Ultimately, the EU can choose to maintain its climate leadership and retain its geopolitical competitiveness with the US and China, which downplay the climate reality. It would be a disaster for the planet and for the entire EU economy, its jobs and innovation, condemning its people to a difficult future.

After the 2019 elections, pro-European parties consensually adopted a “cordon sanitaire” to stop far-right, anti-establishment -and often climate-denying- political parties from disrupting EU values. Five years on, will these values still be protected?

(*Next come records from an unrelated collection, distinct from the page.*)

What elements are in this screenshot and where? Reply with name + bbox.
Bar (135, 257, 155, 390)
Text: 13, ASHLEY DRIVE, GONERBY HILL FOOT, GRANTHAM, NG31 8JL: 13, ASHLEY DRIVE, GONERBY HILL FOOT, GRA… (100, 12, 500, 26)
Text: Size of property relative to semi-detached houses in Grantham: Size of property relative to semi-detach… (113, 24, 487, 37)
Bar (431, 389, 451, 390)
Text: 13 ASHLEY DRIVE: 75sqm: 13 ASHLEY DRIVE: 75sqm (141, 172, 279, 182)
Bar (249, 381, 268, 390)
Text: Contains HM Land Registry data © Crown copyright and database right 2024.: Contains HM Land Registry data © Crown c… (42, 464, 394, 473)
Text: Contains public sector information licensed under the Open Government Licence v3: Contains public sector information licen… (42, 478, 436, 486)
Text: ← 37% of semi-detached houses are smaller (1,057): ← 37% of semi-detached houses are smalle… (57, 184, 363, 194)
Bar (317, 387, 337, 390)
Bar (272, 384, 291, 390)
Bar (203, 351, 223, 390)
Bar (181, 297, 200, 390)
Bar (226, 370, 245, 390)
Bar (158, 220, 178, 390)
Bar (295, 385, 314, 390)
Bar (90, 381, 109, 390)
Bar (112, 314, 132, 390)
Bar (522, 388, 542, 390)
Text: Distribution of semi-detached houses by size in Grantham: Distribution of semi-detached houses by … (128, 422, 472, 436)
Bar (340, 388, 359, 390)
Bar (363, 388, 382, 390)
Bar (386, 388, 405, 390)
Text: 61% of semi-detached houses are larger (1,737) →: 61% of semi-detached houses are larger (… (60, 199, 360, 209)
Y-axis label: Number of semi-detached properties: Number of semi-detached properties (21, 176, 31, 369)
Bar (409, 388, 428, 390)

While political negotiations intensify and nationalist parties in Europe’s biggest economies gain significant ground, EU leaders should focus their energies on protecting the EU Green Deal, implementing current legislation to create new jobs, boost the global competitiveness of the EU, raise living standards, and accelerate the transition to climate neutrality by setting out roadmaps for key industries. What does this mean in practice? It would require ramping up renewables capacity, accelerating the shift to EVs, supporting heavy industry with emissions reduction, and cutting emissions across the food chain.

In turbulent political times, with an unprecedented number of elections across the world, the need for EU leadership is greater than ever. To remain relevant to the needs of their societies, and competitive in a rapidly changing world, the EU should not roll back on agreed legislation and continue to champion a net zero emissions economy inclusive for all.